En todo esto, también se matiza prestidigitando con la comunicación social. De distintas fuentes han cundido las ideas de que: la cepa Ómicron es más virulenta pero menos peligrosa, que parece más una gripa, que apenas afecta a los pulmones, que durará poco tiempo, que será la última importante… y así. La seriedad de la estrategia oficial, o la falta de seriedad, está ya infectada con matices que minimizan a esta variante viral. Se nos olvidó muy pronto que los mexicanos ya cargamos con epidemias vigentes desde hace años, como la obesidad, la hipertensión, la diabetes… y que esos son factores los que hasta con una gripa nos pueden mandar al hospital.
Desde mi confinamiento preventivo por sospechosismo médico, sólo me queda el consuelo de que durante dos años fui lo suficientemente sensato como para sí tomar esto en serio, ignorar noticias contradictorias y hemorroides conspirativas, protegerme, aislarme, conformarme con recordar a la gente que quiero, aceptar las vacunas, y así no me infecté. En otras palabras, tuve qué inventar mi propia estrategia. Finalmente no salí de casa por gusto, sino por necesidad. Si estoy contagiado, la infección no parece progresar, así que las posibilidades de agravarme se ven muy lejanas por ahora. El confinamiento parecería excesivo, pero en este caso ninguna precaución lo es.

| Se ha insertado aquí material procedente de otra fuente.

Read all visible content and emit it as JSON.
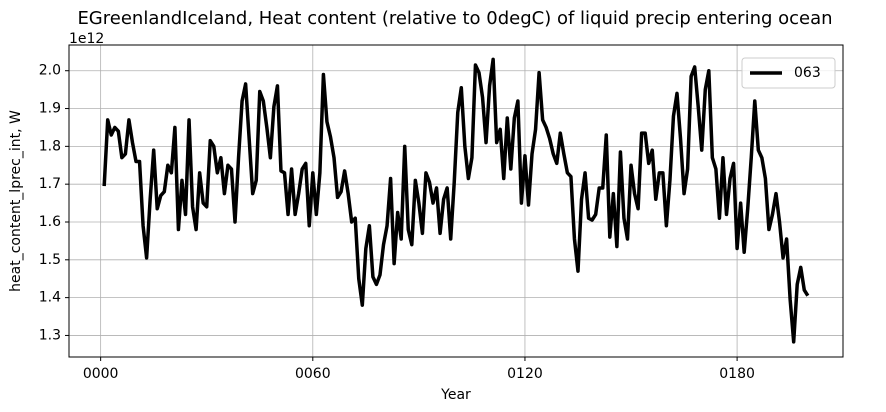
{
  "chart_data": {
    "type": "line",
    "title": "EGreenlandIceland, Heat content (relative to 0degC) of liquid precip entering ocean",
    "xlabel": "Year",
    "ylabel": "heat_content_lprec_int, W",
    "y_offset_label": "1e12",
    "x": [
      1,
      2,
      3,
      4,
      5,
      6,
      7,
      8,
      9,
      10,
      11,
      12,
      13,
      14,
      15,
      16,
      17,
      18,
      19,
      20,
      21,
      22,
      23,
      24,
      25,
      26,
      27,
      28,
      29,
      30,
      31,
      32,
      33,
      34,
      35,
      36,
      37,
      38,
      39,
      40,
      41,
      42,
      43,
      44,
      45,
      46,
      47,
      48,
      49,
      50,
      51,
      52,
      53,
      54,
      55,
      56,
      57,
      58,
      59,
      60,
      61,
      62,
      63,
      64,
      65,
      66,
      67,
      68,
      69,
      70,
      71,
      72,
      73,
      74,
      75,
      76,
      77,
      78,
      79,
      80,
      81,
      82,
      83,
      84,
      85,
      86,
      87,
      88,
      89,
      90,
      91,
      92,
      93,
      94,
      95,
      96,
      97,
      98,
      99,
      100,
      101,
      102,
      103,
      104,
      105,
      106,
      107,
      108,
      109,
      110,
      111,
      112,
      113,
      114,
      115,
      116,
      117,
      118,
      119,
      120,
      121,
      122,
      123,
      124,
      125,
      126,
      127,
      128,
      129,
      130,
      131,
      132,
      133,
      134,
      135,
      136,
      137,
      138,
      139,
      140,
      141,
      142,
      143,
      144,
      145,
      146,
      147,
      148,
      149,
      150,
      151,
      152,
      153,
      154,
      155,
      156,
      157,
      158,
      159,
      160,
      161,
      162,
      163,
      164,
      165,
      166,
      167,
      168,
      169,
      170,
      171,
      172,
      173,
      174,
      175,
      176,
      177,
      178,
      179,
      180,
      181,
      182,
      183,
      184,
      185,
      186,
      187,
      188,
      189,
      190,
      191,
      192,
      193,
      194,
      195,
      196,
      197,
      198,
      199,
      200
    ],
    "series": [
      {
        "name": "063",
        "color": "#000000",
        "values": [
          1.695,
          1.87,
          1.83,
          1.85,
          1.84,
          1.77,
          1.78,
          1.87,
          1.81,
          1.76,
          1.76,
          1.59,
          1.505,
          1.66,
          1.79,
          1.635,
          1.67,
          1.68,
          1.75,
          1.73,
          1.85,
          1.58,
          1.71,
          1.62,
          1.87,
          1.64,
          1.58,
          1.73,
          1.65,
          1.64,
          1.815,
          1.8,
          1.73,
          1.77,
          1.675,
          1.75,
          1.74,
          1.6,
          1.77,
          1.92,
          1.965,
          1.82,
          1.675,
          1.71,
          1.945,
          1.92,
          1.85,
          1.77,
          1.905,
          1.96,
          1.735,
          1.73,
          1.62,
          1.74,
          1.62,
          1.675,
          1.74,
          1.755,
          1.59,
          1.73,
          1.62,
          1.73,
          1.99,
          1.865,
          1.825,
          1.77,
          1.665,
          1.68,
          1.735,
          1.675,
          1.6,
          1.61,
          1.45,
          1.38,
          1.53,
          1.59,
          1.455,
          1.435,
          1.46,
          1.54,
          1.59,
          1.715,
          1.49,
          1.625,
          1.555,
          1.8,
          1.58,
          1.54,
          1.71,
          1.65,
          1.57,
          1.73,
          1.705,
          1.65,
          1.69,
          1.57,
          1.66,
          1.69,
          1.555,
          1.705,
          1.89,
          1.955,
          1.8,
          1.715,
          1.77,
          2.015,
          1.995,
          1.93,
          1.81,
          1.96,
          2.03,
          1.81,
          1.845,
          1.715,
          1.875,
          1.74,
          1.875,
          1.92,
          1.65,
          1.775,
          1.645,
          1.78,
          1.845,
          1.995,
          1.87,
          1.85,
          1.82,
          1.78,
          1.755,
          1.835,
          1.78,
          1.73,
          1.72,
          1.555,
          1.47,
          1.66,
          1.73,
          1.61,
          1.605,
          1.62,
          1.69,
          1.69,
          1.83,
          1.56,
          1.675,
          1.535,
          1.785,
          1.61,
          1.555,
          1.75,
          1.675,
          1.635,
          1.835,
          1.835,
          1.755,
          1.79,
          1.66,
          1.73,
          1.73,
          1.59,
          1.71,
          1.88,
          1.94,
          1.82,
          1.675,
          1.74,
          1.985,
          2.01,
          1.905,
          1.79,
          1.95,
          2.0,
          1.77,
          1.74,
          1.61,
          1.77,
          1.62,
          1.715,
          1.755,
          1.53,
          1.65,
          1.52,
          1.635,
          1.77,
          1.92,
          1.79,
          1.77,
          1.715,
          1.58,
          1.62,
          1.675,
          1.6,
          1.505,
          1.555,
          1.395,
          1.283,
          1.435,
          1.48,
          1.42,
          1.405
        ]
      }
    ],
    "xlim": [
      -8.95,
      209.95
    ],
    "ylim": [
      1.243,
      2.068
    ],
    "xticks": [
      {
        "value": 0,
        "label": "0000"
      },
      {
        "value": 60,
        "label": "0060"
      },
      {
        "value": 120,
        "label": "0120"
      },
      {
        "value": 180,
        "label": "0180"
      }
    ],
    "yticks": [
      1.3,
      1.4,
      1.5,
      1.6,
      1.7,
      1.8,
      1.9,
      {
        "value": 2,
        "label": "2.0"
      }
    ],
    "grid": true,
    "legend": "upper right"
  }
}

No tengo suficientes elementos para comprender si la estrategia oficial en el estado es la adecuada. No lo creo. En ninguna parte del mundo alguna estrategia lo ha sido del todo, y esta “nueva ola” lo demuestra. Así que, frente a la aparente incapacidad humana por detener esta probadita del Apocalipsis, a veces pienso que esto podría ser la revancha del dios sicópata del Antiguo Testamento porque le hemos robado su identidad. Tal vez sea conveniente regresársela, antes de que nos pida también SARS CoV-2 de oro como ofrenda, o peor: ¡hemorroides!